- Video release artwork
- Genre: Drama
- Based on: Night Ride Home by Barbara Esstman
- Teleplay by: Ronald Parker; Darrah Cloud;
- Directed by: Glenn Jordan
- Starring: Rebecca De Mornay; Keith Carradine; Ellen Burstyn; Thora Birch;
- Music by: Bruce Broughton
- Country of origin: United States
- Original language: English

Production
- Executive producer: Richard Welsh
- Producer: Glenn Jordan
- Cinematography: Neil Roach
- Editor: David Simmons
- Running time: 94 minutes
- Production company: Hallmark Hall of Fame Productions

Original release
- Network: CBS
- Release: February 7, 1999

= Night Ride Home (film) =

Night Ride Home is a 1999 American drama television film directed by Glenn Jordan and written by Ronald Parker and Darrah Cloud, based on the 1997 novel of the same name by Barbara Esstman.

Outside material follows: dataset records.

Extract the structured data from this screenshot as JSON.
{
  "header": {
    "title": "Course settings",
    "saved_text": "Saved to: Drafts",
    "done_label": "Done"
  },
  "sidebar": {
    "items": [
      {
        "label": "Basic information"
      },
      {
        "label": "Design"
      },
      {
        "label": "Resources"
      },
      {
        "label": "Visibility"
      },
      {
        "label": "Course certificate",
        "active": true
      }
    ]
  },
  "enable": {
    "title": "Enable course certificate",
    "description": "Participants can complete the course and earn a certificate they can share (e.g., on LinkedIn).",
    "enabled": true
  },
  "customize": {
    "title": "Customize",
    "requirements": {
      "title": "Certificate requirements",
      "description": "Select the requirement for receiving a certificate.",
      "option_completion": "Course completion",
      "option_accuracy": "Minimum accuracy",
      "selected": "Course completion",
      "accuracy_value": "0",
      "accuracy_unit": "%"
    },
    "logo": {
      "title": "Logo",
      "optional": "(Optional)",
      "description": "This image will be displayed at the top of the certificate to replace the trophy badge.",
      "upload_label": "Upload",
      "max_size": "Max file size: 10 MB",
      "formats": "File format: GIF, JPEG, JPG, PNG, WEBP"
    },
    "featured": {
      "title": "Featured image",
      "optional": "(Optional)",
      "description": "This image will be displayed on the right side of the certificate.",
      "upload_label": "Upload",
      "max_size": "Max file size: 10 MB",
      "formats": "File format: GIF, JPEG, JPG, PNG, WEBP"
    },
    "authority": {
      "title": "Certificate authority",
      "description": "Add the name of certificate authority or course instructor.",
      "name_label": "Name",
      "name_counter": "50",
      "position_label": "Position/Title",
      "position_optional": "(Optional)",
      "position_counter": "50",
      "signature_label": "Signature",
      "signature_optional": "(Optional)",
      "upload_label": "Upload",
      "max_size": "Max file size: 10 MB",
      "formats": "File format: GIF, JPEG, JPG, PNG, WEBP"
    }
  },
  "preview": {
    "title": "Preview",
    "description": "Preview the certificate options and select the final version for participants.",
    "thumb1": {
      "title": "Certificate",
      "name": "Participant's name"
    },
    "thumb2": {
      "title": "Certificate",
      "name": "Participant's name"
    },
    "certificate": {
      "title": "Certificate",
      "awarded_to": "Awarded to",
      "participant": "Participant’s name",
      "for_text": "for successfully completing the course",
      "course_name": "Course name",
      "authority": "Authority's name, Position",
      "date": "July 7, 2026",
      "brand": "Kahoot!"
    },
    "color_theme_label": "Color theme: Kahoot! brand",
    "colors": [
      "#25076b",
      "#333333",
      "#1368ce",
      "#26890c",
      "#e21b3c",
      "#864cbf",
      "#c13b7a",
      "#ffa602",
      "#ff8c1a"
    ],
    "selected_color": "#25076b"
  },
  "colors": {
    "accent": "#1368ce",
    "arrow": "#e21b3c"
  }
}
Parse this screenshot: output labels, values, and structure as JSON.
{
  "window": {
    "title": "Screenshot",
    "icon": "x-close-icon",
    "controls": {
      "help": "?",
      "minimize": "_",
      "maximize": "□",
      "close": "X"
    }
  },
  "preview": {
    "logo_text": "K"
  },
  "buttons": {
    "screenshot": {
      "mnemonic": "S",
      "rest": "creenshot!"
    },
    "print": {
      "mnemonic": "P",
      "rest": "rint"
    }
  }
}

It stars Rebecca De Mornay, Keith Carradine, Ellen Burstyn, and Thora Birch. Its plot follows a family coping with the death of their son, which his sister inadvertently caused. It aired on CBS on February 7, 1999, as an episode of the Hallmark Hall of Fame anthology series.

==Production==
Filming took place in Portland, Oregon.

==Critical response==
David Kronke of Variety praised the film as a "handsome, intelligent and well-burnished production," and a "thoughtful and sensitive examination of how a family copes with grief." Terry Kelleher of People compared the film negatively against the 1980 film Ordinary People. Don Heckman of the Los Angeles Times criticized the film's screenplay, noting "the presentation of these issues is far too calculated, and their solutions far too quickly accomplished. The script’s simplistic method of resolving what in real life would be significant emotional trauma is to provide a cathartic scene that almost immediately prompts a change in characters." Ron Wertheimer of The New York Times praised the film, writing that "Night Ride Home has the courage to depict imperfect people who are walloped by a heartbreaking loss and emerge only slightly wiser and no more perfect than before. The centerpiece of the film... is the quietly disturbing performance of Rebecca De Mornay."